At the end of September 2019:
Young people who grew up in care often lack a network of family support and may not have the skills to independent living. Young people who are unemployed only receive a reduced rate of social welfare payment. For young people who have been in State care, or can’t go home to their family, it can be difficult to find accommodation, resulting in destitution for many. The parents in many of the homeless families are young people themselves and are desperately trying to establish a home of their own.
What you see above is the ‘official’ homeless figures. It is widely recognised that large numbers of young people live without a permanent home but do not enter homeless services. These young people survive by sleeping on a friend’s sofa, squatting or staying in other insecure or unsafe places.
We know so little about the real numbers of young people facing homelessness in this way and the challenges they face that Focus Ireland has referred to them as ‘the forgotten homeless’.
We argue that there should be better provision of support services for vulnerable young people. No person should have to move straight from childhood into adult homeless services. Without help, an experience of homelessness at this age can mean that someone can be homeless in the long-term.
The most recent official assessment of social housing need was published in September 2018 and showed 71,858 households qualified for social housing. Over a quarter of these households have been on the list for over seven years.
While the Government has introduced a range of policies to tackle homelessness, the growing number of people becoming homelessness shows they are inadequate.
Some of the problems are long running – such as the decision to cut social housing spending by 72% between 2008 and 2012 (€1.38bn to €390m), but short term measures such as Rent Supplement levels, rising rents and reduced welfare rates for under-25s have not been tackled either.
Focus Ireland has published a large number of evidence-based proposals for positive change and all are free to download here.
During 2018 alone, Focus Ireland services across the country provided support to over 15,500 people. It is important to recognise that, given our strong commitment to preventing homelessness, not all of these were homeless – many were seeking support to avoid becoming homeless.
We believe that having a place to call home is the most fundamental of human rights.
‘Home’ is a powerful word. It means many things to many people. At its most basic, we believe that the word ‘home’ means a safe and secure place where you can truly be yourself.
We all take having a home for granted. But imagine if you woke up tomorrow to the news that you’d lost your home. What would you do? Where would you go? What would it mean for your job? What would it mean for your children’s schooling?
Imagine not having a say in when you’d like to go to sleep. Imagine not having cooking facilities. When you don’t have a home, every mundane, routine aspect of your day becomes another hurdle to overcome. And now imagine you have a young family to look after, and you’re in nightmare territory.

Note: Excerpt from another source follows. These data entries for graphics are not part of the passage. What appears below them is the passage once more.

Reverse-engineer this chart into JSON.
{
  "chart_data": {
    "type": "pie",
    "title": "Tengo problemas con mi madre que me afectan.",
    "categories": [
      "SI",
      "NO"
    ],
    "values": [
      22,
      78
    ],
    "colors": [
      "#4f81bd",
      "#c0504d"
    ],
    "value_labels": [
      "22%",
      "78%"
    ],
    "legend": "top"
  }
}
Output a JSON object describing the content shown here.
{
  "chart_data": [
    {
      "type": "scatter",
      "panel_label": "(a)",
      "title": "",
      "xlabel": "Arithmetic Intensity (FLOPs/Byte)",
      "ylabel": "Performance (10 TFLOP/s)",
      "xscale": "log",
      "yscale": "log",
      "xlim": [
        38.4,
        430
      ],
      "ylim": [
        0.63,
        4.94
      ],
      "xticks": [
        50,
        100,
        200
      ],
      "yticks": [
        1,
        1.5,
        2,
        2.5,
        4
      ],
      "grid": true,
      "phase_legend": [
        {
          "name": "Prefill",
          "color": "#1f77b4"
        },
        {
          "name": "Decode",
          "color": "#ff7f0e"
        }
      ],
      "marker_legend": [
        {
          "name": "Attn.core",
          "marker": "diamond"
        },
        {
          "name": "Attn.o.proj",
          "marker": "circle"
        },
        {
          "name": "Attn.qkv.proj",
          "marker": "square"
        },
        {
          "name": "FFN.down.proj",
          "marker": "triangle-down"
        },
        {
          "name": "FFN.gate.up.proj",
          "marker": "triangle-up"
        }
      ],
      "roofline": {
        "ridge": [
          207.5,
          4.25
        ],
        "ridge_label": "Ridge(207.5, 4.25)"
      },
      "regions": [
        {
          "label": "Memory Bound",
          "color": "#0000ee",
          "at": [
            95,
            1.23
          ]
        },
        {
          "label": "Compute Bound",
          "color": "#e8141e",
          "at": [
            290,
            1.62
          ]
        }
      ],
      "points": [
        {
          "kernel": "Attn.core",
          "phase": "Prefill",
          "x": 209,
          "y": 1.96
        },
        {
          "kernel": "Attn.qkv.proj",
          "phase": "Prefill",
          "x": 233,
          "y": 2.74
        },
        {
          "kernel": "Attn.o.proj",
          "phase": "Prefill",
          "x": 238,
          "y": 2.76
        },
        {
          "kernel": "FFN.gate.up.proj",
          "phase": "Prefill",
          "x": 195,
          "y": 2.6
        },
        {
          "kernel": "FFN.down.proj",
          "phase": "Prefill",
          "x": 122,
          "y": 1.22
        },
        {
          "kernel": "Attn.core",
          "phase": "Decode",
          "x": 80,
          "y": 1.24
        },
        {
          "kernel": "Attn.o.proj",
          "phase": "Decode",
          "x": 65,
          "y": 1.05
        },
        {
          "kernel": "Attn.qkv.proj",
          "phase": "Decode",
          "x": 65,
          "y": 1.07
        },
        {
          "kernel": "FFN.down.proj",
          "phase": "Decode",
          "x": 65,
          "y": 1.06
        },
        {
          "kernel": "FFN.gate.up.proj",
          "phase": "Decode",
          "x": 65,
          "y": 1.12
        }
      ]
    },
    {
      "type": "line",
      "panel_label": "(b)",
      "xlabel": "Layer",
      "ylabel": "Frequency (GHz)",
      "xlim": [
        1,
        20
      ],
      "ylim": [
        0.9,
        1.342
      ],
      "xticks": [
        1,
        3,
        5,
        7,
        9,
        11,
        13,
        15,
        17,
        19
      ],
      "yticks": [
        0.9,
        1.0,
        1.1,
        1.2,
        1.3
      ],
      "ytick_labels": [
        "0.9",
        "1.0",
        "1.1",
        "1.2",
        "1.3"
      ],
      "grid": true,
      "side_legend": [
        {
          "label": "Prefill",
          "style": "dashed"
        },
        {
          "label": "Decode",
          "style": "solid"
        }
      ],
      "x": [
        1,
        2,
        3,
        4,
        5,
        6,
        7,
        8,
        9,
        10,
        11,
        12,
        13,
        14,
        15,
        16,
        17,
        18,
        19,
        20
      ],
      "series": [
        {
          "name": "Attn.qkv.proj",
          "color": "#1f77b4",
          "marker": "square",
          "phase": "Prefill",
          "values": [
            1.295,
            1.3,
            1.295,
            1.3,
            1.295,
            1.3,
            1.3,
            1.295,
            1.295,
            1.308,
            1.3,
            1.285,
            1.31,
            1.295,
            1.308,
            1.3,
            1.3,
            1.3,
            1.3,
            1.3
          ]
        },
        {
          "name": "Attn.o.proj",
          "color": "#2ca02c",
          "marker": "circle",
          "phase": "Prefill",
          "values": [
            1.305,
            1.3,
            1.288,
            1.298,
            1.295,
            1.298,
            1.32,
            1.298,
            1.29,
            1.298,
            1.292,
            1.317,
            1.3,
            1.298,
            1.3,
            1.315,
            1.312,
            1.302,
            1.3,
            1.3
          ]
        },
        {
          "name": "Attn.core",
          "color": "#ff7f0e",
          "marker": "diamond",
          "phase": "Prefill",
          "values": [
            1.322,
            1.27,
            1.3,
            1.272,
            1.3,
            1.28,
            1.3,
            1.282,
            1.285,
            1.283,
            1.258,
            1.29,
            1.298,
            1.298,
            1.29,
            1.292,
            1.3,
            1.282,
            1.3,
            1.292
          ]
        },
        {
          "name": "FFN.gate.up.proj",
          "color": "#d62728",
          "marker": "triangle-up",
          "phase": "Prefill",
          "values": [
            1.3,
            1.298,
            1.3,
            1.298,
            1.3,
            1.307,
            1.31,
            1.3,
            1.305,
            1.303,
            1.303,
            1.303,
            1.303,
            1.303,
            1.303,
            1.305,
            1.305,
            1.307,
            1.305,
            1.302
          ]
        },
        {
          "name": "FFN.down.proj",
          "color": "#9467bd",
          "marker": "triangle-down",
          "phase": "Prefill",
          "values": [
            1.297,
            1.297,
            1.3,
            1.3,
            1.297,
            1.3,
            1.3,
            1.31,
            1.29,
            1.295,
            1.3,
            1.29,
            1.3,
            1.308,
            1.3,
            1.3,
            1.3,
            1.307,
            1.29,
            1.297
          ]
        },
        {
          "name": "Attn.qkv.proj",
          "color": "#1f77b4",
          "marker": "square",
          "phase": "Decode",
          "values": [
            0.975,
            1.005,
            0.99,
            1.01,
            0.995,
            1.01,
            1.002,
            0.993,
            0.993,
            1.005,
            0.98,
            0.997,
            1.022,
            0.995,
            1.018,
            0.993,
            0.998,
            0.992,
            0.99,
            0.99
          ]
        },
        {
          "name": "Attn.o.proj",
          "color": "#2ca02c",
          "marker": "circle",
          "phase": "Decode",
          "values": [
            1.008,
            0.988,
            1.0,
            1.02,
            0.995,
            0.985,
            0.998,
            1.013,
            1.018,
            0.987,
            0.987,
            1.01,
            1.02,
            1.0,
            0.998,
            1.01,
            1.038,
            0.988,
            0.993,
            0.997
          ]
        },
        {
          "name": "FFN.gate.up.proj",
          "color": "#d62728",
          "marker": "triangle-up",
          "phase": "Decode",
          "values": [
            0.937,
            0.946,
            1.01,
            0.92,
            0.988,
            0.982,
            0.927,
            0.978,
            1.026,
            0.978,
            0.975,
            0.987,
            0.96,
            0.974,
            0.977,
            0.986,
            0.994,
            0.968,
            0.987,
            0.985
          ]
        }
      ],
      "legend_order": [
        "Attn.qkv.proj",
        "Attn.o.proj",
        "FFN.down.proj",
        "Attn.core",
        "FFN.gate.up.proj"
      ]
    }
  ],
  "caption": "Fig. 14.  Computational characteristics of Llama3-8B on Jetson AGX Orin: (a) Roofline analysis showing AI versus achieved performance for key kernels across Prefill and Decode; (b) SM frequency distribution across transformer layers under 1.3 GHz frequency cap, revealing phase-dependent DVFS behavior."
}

The right to housing is recognized by the United Nations (Article 25 in the Universal Declaration of Human Rights) and the UN has been active in highlighting homelessness as a violation of human rights. The UN has released a new report on homelessness addressing the right to adequate housing. Focus Ireland has actively participated in this process, both in our own right and as part of FEANTSA (the European Federation of National Associations Working with the Homeless).